Mr. Stevens sat musing at his desk for some time after the departure of his visitor; then, taking up one of the letters that had so strongly excited him, he read and re-read it; then crushing it in his hand, arose, stamped his feet, and exclaimed, “I’ll have it! if I—” here he stopped short, and, looking round, caught a view of his face in the glass; he sank back into the chair behind him, horrified at the lividness of his countenance.
“Good God!” he soliloquized, “I look like a murderer already,” and he covered his face with his hands, and turned away from the glass. “But I am wrong to be excited thus; men who accomplish great things approach them coolly, so must I. I must plot, watch, and wait;” and thus speaking, he put on his hat and left the office.
As Mr. Stevens approached his house, a handsome carriage drove up to the door of his neighbour, and Mr. Garie and his wife, who had been enjoying a drive along the bank of the river, alighted and entered their residence. The rustle of her rich silk dress grated harshly on his ear, and the soft perfume that wafted toward him as she glided by, was the very reverse of pleasant to him.
Mr. Garie bowed stiffly to him as they stood on the steps of their respective residences, which were only divided by the low iron fence; but, beyond the slight inclination of the head, took no further notice of him.
“The cursed haughty brute,” muttered Mr. Stevens, as he jerked the bell with violence; “how I hate him! I hated him before I knew—but now I——;” as he spoke, the door was opened by a little servant that Mrs.
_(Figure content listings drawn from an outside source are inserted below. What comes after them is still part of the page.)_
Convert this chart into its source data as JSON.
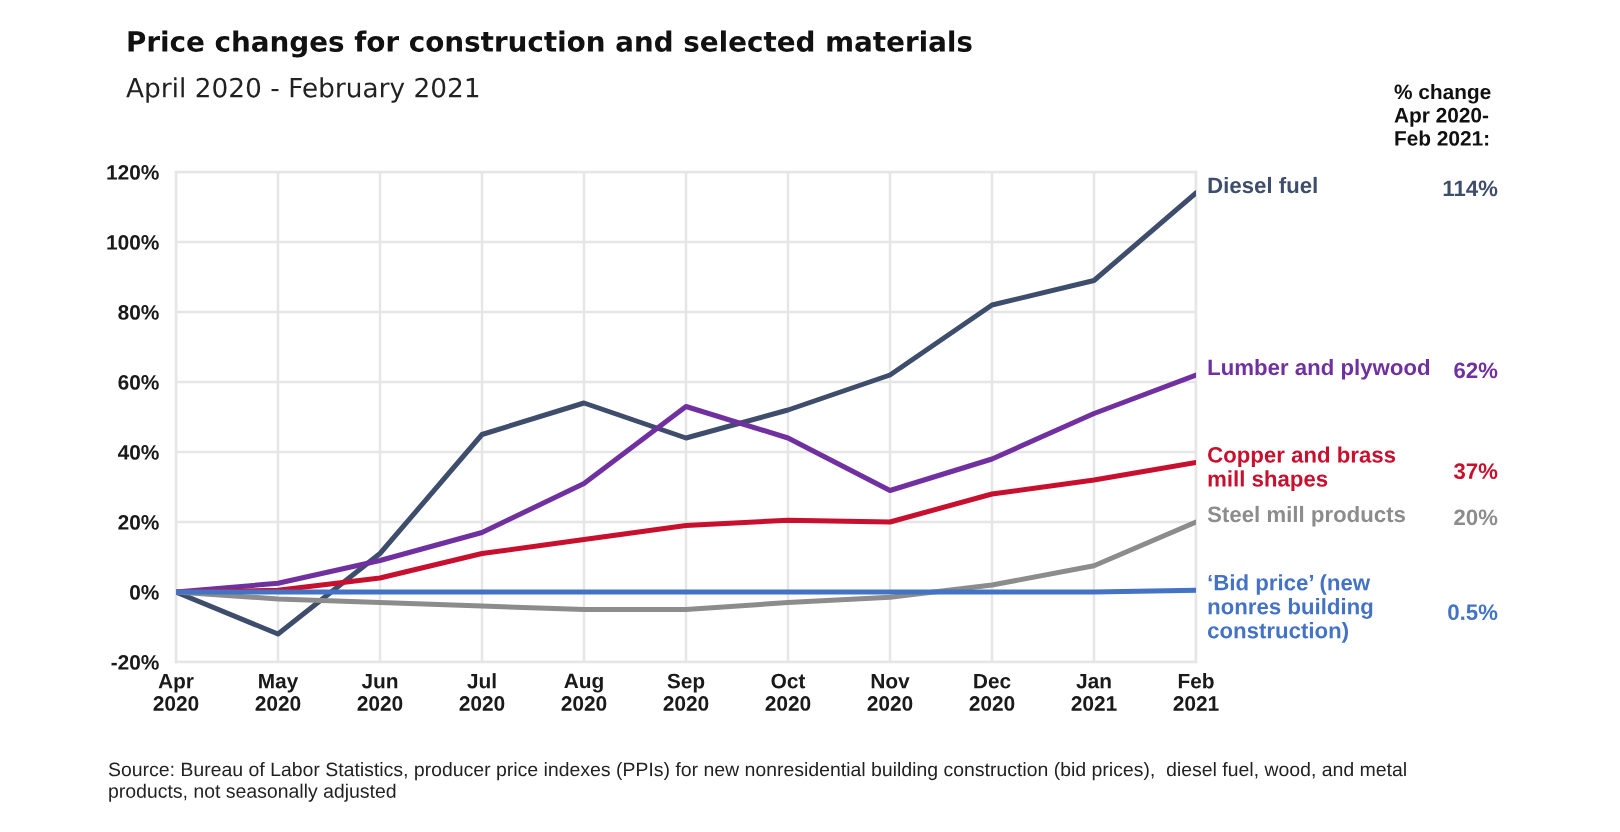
{
  "chart_data": {
    "type": "line",
    "title": "Price changes for construction and selected materials",
    "subtitle": "April 2020 - February 2021",
    "categories": [
      "Apr\n2020",
      "May\n2020",
      "Jun\n2020",
      "Jul\n2020",
      "Aug\n2020",
      "Sep\n2020",
      "Oct\n2020",
      "Nov\n2020",
      "Dec\n2020",
      "Jan\n2021",
      "Feb\n2021"
    ],
    "series": [
      {
        "name": "Diesel fuel",
        "color": "#3f4d6d",
        "values": [
          0,
          -12,
          11,
          45,
          54,
          44,
          52,
          62,
          82,
          89,
          114
        ]
      },
      {
        "name": "Lumber and plywood",
        "color": "#7030a0",
        "values": [
          0,
          2.5,
          9,
          17,
          31,
          53,
          44,
          29,
          38,
          51,
          62
        ]
      },
      {
        "name": "Copper and brass\nmill shapes",
        "color": "#c8102e",
        "values": [
          0,
          0.5,
          4,
          11,
          15,
          19,
          20.5,
          20,
          28,
          32,
          37
        ]
      },
      {
        "name": "Steel mill products",
        "color": "#8c8c8c",
        "values": [
          0,
          -2,
          -3,
          -4,
          -5,
          -5,
          -3,
          -1.5,
          2,
          7.5,
          20
        ]
      },
      {
        "name": "‘Bid price’ (new\nnonres building\nconstruction)",
        "color": "#4472c4",
        "values": [
          0,
          0,
          0,
          0,
          0,
          0,
          0,
          0,
          0,
          0,
          0.5
        ]
      }
    ],
    "ylim": [
      -20,
      120
    ],
    "yticks": [
      {
        "value": -20,
        "label": "-20%"
      },
      {
        "value": 0,
        "label": "0%"
      },
      {
        "value": 20,
        "label": "20%"
      },
      {
        "value": 40,
        "label": "40%"
      },
      {
        "value": 60,
        "label": "60%"
      },
      {
        "value": 80,
        "label": "80%"
      },
      {
        "value": 100,
        "label": "100%"
      },
      {
        "value": 120,
        "label": "120%"
      }
    ],
    "grid": true,
    "annotations": [
      "% change\nApr 2020-\nFeb 2021:",
      "114%",
      "62%",
      "37%",
      "20%",
      "0.5%",
      "Source: Bureau of Labor Statistics, producer price indexes (PPIs) for new nonresidential building construction (bid prices),  diesel fuel, wood, and metal\nproducts, not seasonally adjusted"
    ]
  }
}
Stevens had recently obtained from a charity institution.
“You’ve kept me standing a pretty time,” exclaimed he savagely, as he seized her ear and gave it a spiteful twist; “can’t you manage to open the door quicker?”
“I was up in the garret, and didn’t hear the bell,” she replied, timidly.
“Then I’ll improve your hearing,” he continued malignantly, as he pulled her by the ear; “take that, now, and see if you’ll keep me standing at the door an hour again.”
Striding forward into the back parlour, he found his wife holding a small rattan elevated over little Lizzy in a threatening attitude.